Taking a que from the crypto industry, more established tech companies like Meta aspire to a similar all-encompassing relationship with their customers. The company formerly known as Facebook has attempted two major strategic pivots in recent years. The first was an attempt to launch a proprietary digital currency called Diem, and the second was its embrace of the so-called Metaverse. The former was effectively squashed by signals from Capitol Hill that it would not pass regulatory muster, but Meta continues to push ahead with plans to monetize and financialize the nascent Metaverse. Both projects reflect a desire to erase the boundary between life and its financial substrate, and completely control rather than simply mediate our relationship with money. In the Metaverse, which is effectively a game stripped of game mechanics, your nominal financial status becomes the only identity that really matters.
Whether the metaverse succeeds or fails, it’s clear now that tech companies are trying to cultivate a new kind of capitalist subject. You must be informed, engaged, and fully immersed. You cannot squint. You must look and keep looking, or else their tenuous domination falls apart.

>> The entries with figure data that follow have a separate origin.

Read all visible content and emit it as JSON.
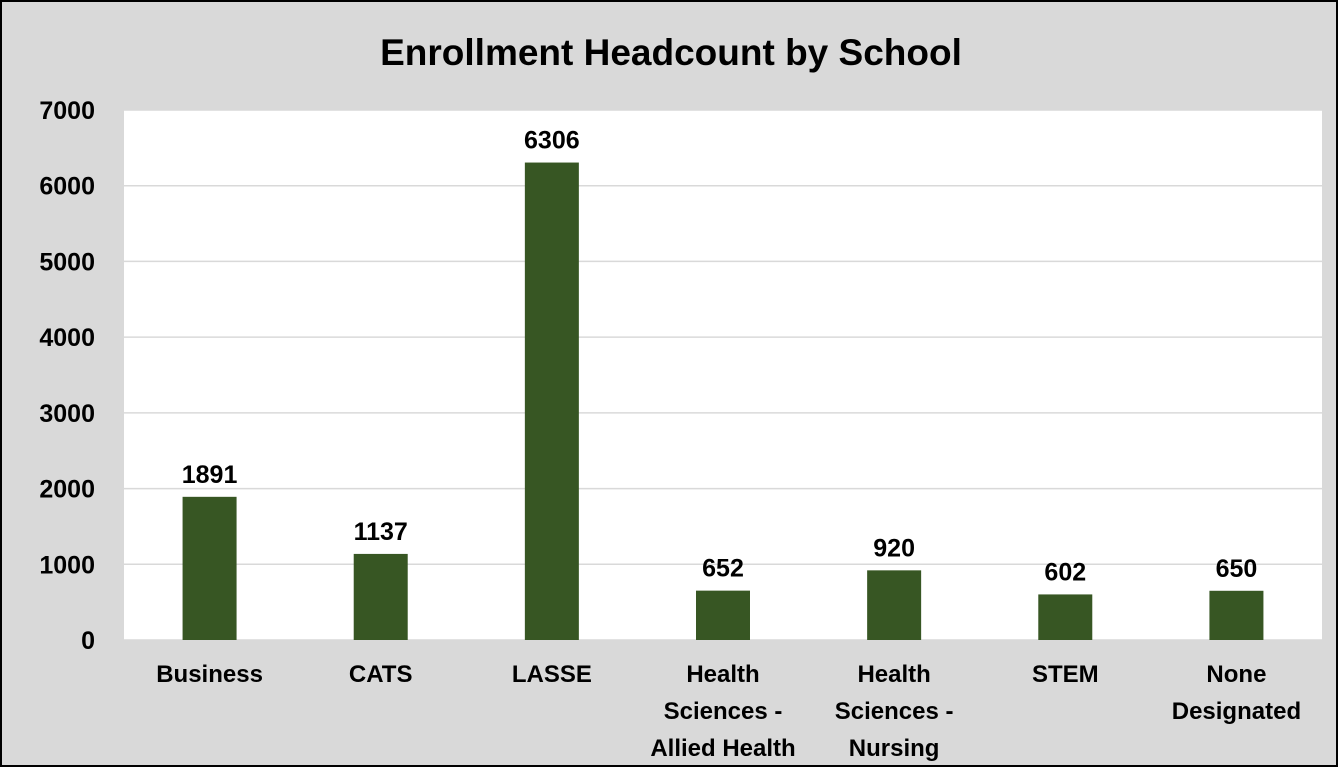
{
  "chart_data": {
    "type": "bar",
    "title": "Enrollment Headcount by School",
    "categories": [
      [
        "Business"
      ],
      [
        "CATS"
      ],
      [
        "LASSE"
      ],
      [
        "Health",
        "Sciences -",
        "Allied Health"
      ],
      [
        "Health",
        "Sciences -",
        "Nursing"
      ],
      [
        "STEM"
      ],
      [
        "None",
        "Designated"
      ]
    ],
    "values": [
      1891,
      1137,
      6306,
      652,
      920,
      602,
      650
    ],
    "data_labels": [
      "1891",
      "1137",
      "6306",
      "652",
      "920",
      "602",
      "650"
    ],
    "y_ticks": [
      "0",
      "1000",
      "2000",
      "3000",
      "4000",
      "5000",
      "6000",
      "7000"
    ],
    "ylim": [
      0,
      7000
    ],
    "xlabel": "",
    "ylabel": "",
    "grid": true,
    "legend": "none",
    "colors": {
      "bar": "#375623",
      "background": "#d9d9d9",
      "plot_area": "#ffffff",
      "gridline": "#d9d9d9"
    }
  }
}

Tech companies pitch their shiny new tools as a kind of work-around or cheat code to navigate an increasingly precarious world, but their promises of independence and security are in fact drawing us closer to the beating heart of the financial economy. They are making us more dependent and complicit, all while requiring the utmost attention and effort—like being asked not only to dig your own grave but to engrave your own headstone. They will say this is better, because this is the world we live in, and adaptation is better than annihilation, but it should be clear now what they are laying the groundwork for: the idea that you might just have made it, if only you had paid more attention.
Alex Vuocolo is a New York City-based business reporter. He currently writes about the Federal Reserve, cryptocurrencies, and inflation for Cheddar News.